Decision Analytics for Business and Policy

94-867 (Heinz) / 19-867 (Engineering and Public Policy) / 12-768 (Civil and Environmental Engineering)

(This course has recently been redesigned.)

Most courses under the name of “analytics” are about making predictions (i.e., data analytics). However, predictions alone are not sufficient to solve many real world problems. We need to use predictions and other information as input to ultimately produce decisions. This course focuses on the science of making good decisions.

This course assumes intermediate python experience and prior exposure to management science and operations research topics. It focuses on modeling frameworks and computational tools to address complex decision-making problems that arise in policy and business. The course is organized by technical topics, from contextual optimization, optimization under uncertainty, to dynamic learning and optimization. We motivate our technical discussions by a rich set of applications, such as logistics planning, resource allocation, and health care. Given the fast pace of this course, we expect students to take an active learning role by participating in hands-on modeling and computational exercises throughout the semester.
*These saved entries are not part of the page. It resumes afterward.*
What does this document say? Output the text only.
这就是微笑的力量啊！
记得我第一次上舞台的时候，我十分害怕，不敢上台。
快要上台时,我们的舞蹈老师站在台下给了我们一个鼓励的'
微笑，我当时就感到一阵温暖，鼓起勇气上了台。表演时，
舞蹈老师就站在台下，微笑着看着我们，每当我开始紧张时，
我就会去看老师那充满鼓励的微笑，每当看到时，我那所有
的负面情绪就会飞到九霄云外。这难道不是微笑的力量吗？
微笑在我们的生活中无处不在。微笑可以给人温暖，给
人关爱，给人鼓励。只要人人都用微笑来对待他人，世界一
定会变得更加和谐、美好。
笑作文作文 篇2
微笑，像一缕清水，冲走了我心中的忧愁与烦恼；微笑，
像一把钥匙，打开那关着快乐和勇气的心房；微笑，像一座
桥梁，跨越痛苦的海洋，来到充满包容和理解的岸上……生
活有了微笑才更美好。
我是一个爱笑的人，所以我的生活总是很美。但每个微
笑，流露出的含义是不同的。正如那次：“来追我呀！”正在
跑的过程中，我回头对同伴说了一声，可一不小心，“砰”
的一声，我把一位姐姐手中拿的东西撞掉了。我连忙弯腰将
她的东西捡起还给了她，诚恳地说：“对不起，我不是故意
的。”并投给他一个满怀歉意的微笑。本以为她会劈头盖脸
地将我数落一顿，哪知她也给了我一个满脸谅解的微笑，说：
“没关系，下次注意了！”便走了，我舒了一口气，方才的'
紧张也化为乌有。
Coding will be done in Python for the most part. Students will use a range of modern optimization and machine learning packages, as well as AI co-pilot.
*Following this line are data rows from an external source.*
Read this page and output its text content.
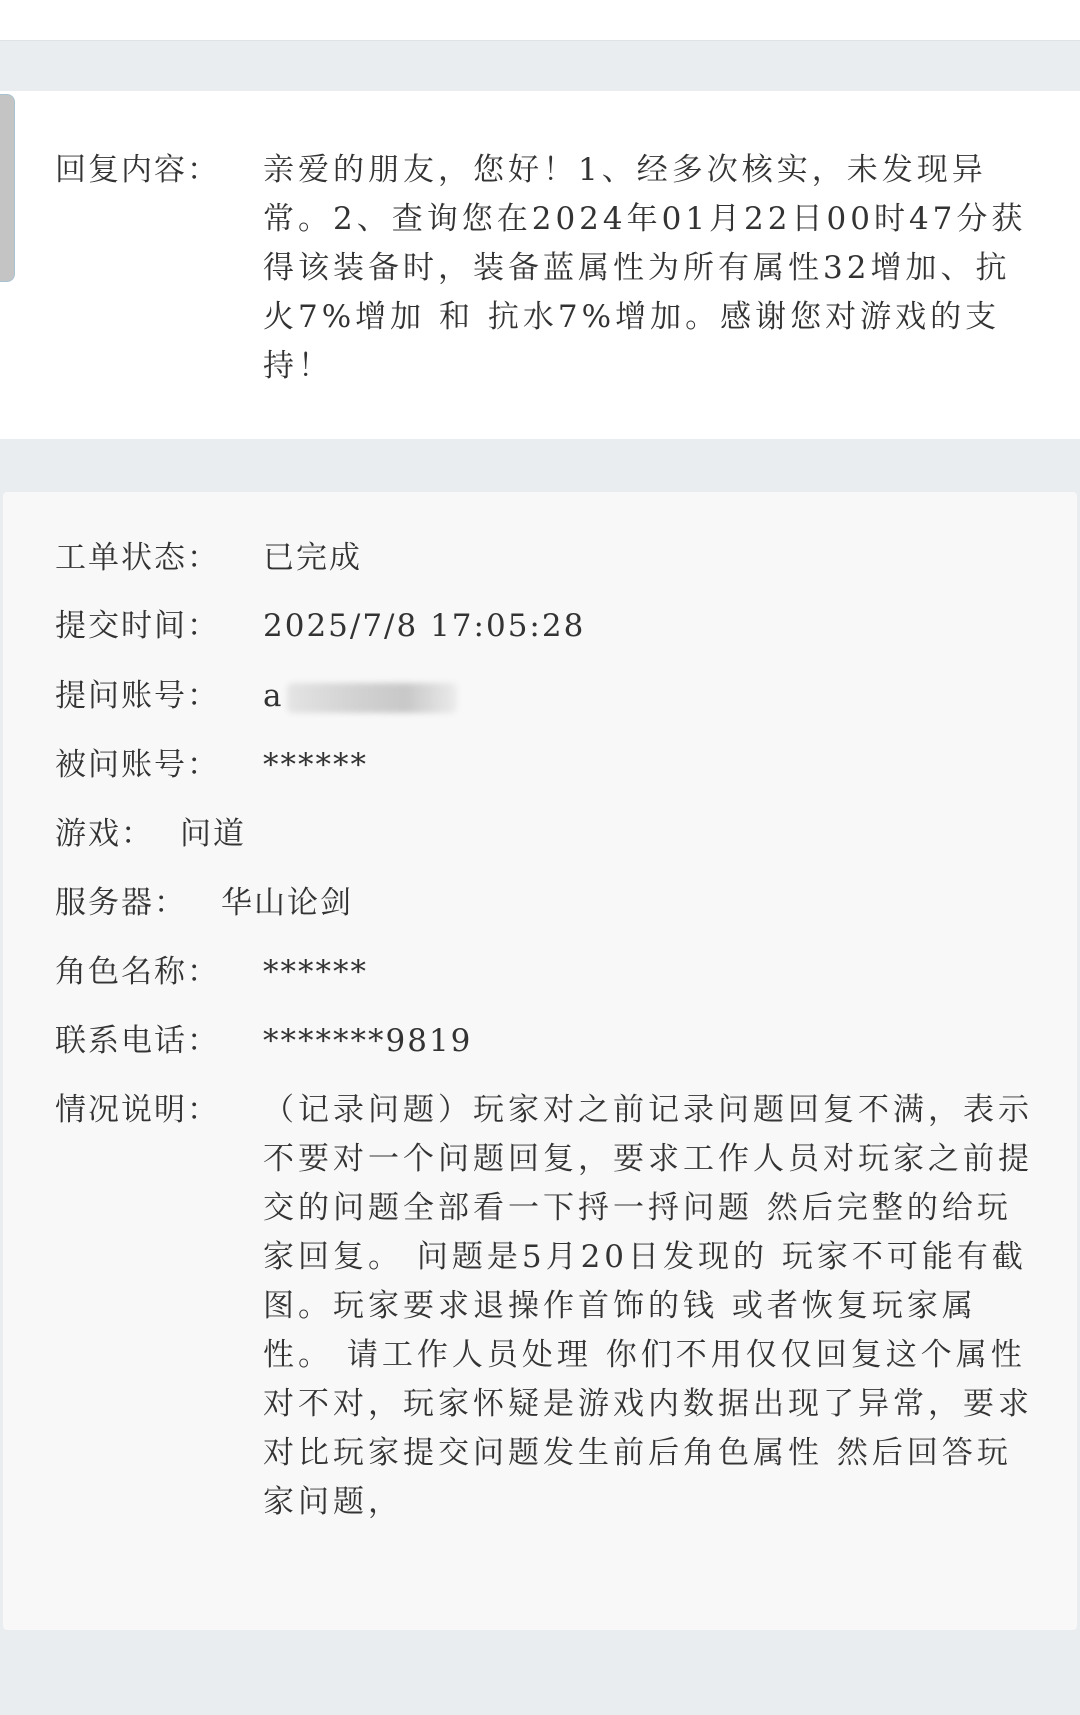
回复内容：	亲爱的朋友，您好！1、经多次核实，未发现异常。2、查询您在2024年01月22日00时47分获得该装备时，装备蓝属性为所有属性32增加、抗火7%增加 和 抗水7%增加。感谢您对游戏的支持！
工单状态：	已完成
提交时间：	2025/7/8 17:05:28
提问账号：	a
被问账号：	******
游戏： 问道
服务器：	华山论剑
角色名称：	******
联系电话：	*******9819
情况说明：	（记录问题）玩家对之前记录问题回复不满，表示不要对一个问题回复，要求工作人员对玩家之前提交的问题全部看一下捋一捋问题 然后完整的给玩家回复。 问题是5月20日发现的 玩家不可能有截图。玩家要求退操作首饰的钱 或者恢复玩家属性。 请工作人员处理 你们不用仅仅回复这个属性对不对，玩家怀疑是游戏内数据出现了异常，要求对比玩家提交问题发生前后角色属性 然后回答玩家问题，
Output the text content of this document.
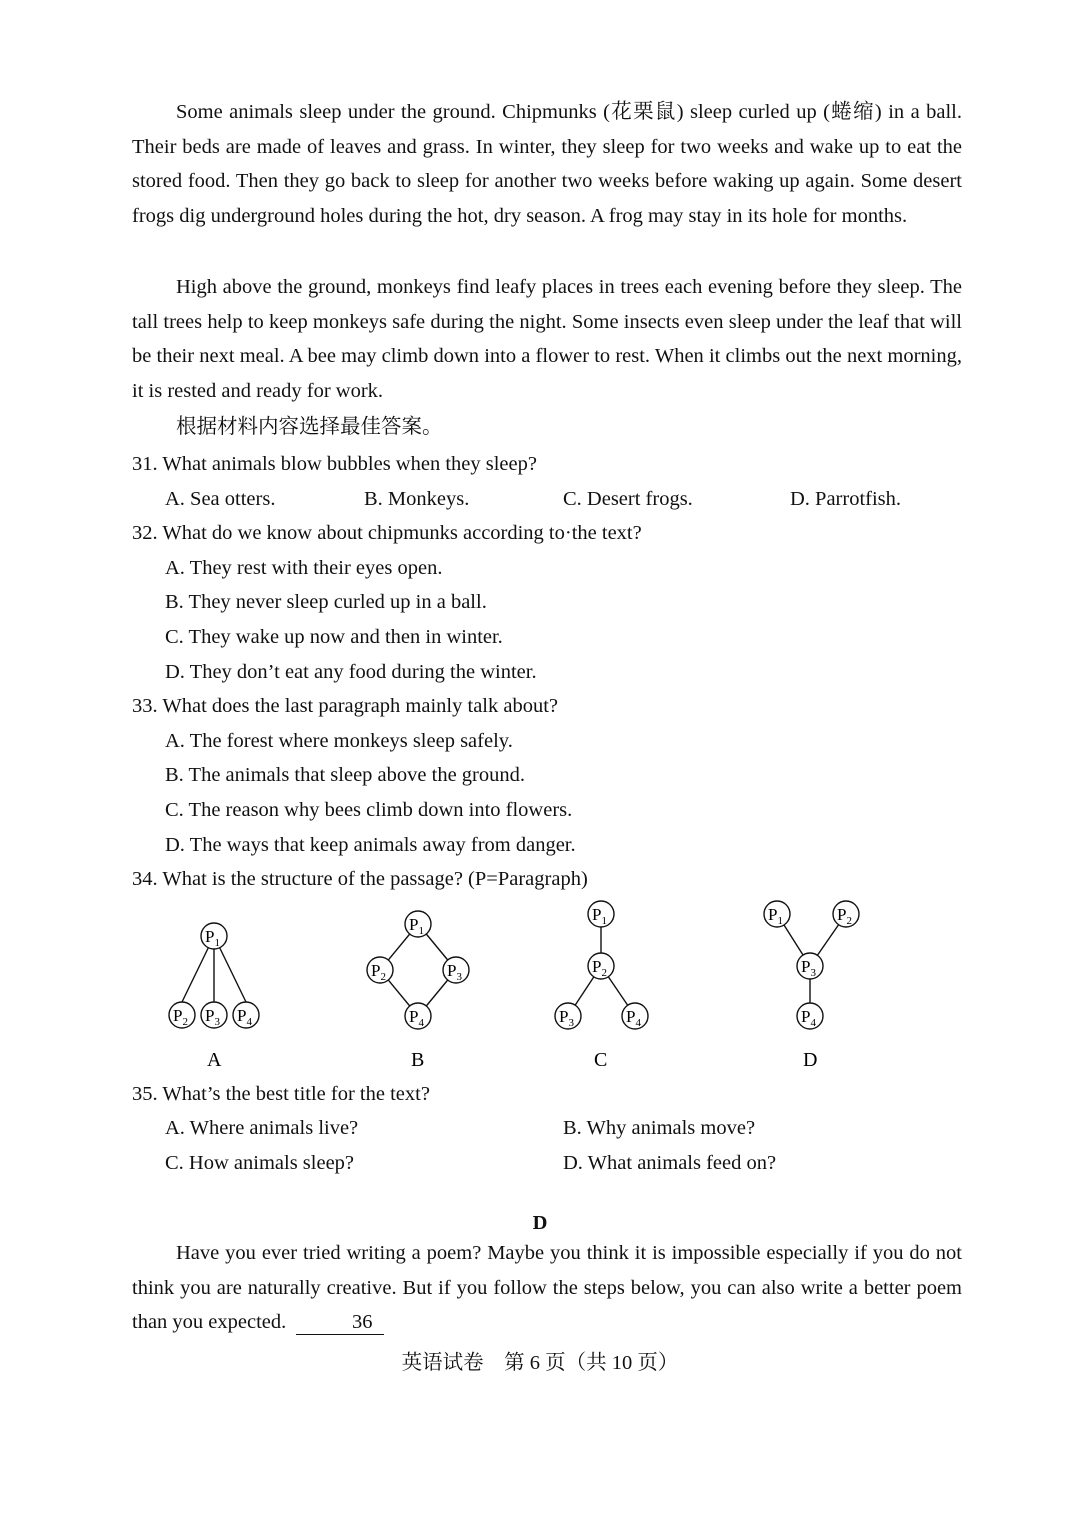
Some animals sleep under the ground. Chipmunks (花栗鼠) sleep curled up (蜷缩) in a ball. Their beds are made of leaves and grass. In winter, they sleep for two weeks and wake up to eat the stored food. Then they go back to sleep for another two weeks before waking up again. Some desert frogs dig underground holes during the hot, dry season. A frog may stay in its hole for months.

High above the ground, monkeys find leafy places in trees each evening before they sleep. The tall trees help to keep monkeys safe during the night. Some insects even sleep under the leaf that will be their next meal. A bee may climb down into a flower to rest. When it climbs out the next morning, it is rested and ready for work.

根据材料内容选择最佳答案。

31. What animals blow bubbles when they sleep?

A. Sea otters.	B. Monkeys.	C. Desert frogs.	D. Parrotfish.

32. What do we know about chipmunks according to·the text?

A. They rest with their eyes open.

B. They never sleep curled up in a ball.

C. They wake up now and then in winter.

D. They don’t eat any food during the winter.

33. What does the last paragraph mainly talk about?

A. The forest where monkeys sleep safely.

B. The animals that sleep above the ground.

C. The reason why bees climb down into flowers.

D. The ways that keep animals away from danger.

34. What is the structure of the passage? (P=Paragraph)

$P_1$
$P_2$ $P_3$ $P_4$
A
$P_1$
$P_2$	$P_3$
$P_4$
B
$P_1$
$P_2$
$P_3$	$P_4$
C
$P_1$	$P_2$
$P_3$
$P_4$
D

35. What’s the best title for the text?

A. Where animals live?	B. Why animals move?
C. How animals sleep?	D. What animals feed on?
D

Have you ever tried writing a poem? Maybe you think it is impossible especially if you do not think you are naturally creative. But if you follow the steps below, you can also write a better poem than you expected.	36

英语试卷　第 6 页（共 10 页）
Prerequisites: (1) An introductory course in management science / operations research, (2) intermediate Python programming skills, (3) basic understanding of data and machine learning, and (4) mathematical maturity.

Decision Making Under Uncertainty

95-760 (Heinz)

This course provides an introduction to modeling and computational methods used by policy-makers, managers and analysts to support decision-making. The first half of the course focuses on deterministic optimization, and covers linear programming, network optimization and integer programming. The second half of this course introduces risk and uncertainty, and includes methods to characterize uncertainty and methods to optimize decisions under uncertainty. Examples are drawn from a variety of domains where these decision-making methods can provide value for business and policy, such as transportation, energy, health care, logistics, manufacturing, supply chain management, etc.

The readings, lectures, recitations, homework assignments and exams will help students develop modeling skills, computational skills and analytical skills. Modeling skills involve translating a problem into a well-defined mathematical framework, using little more than pen and paper. Computational skills involve solving models in Excel. Analytical skills involve critically interpreting a model and translating results into insights for decision-making.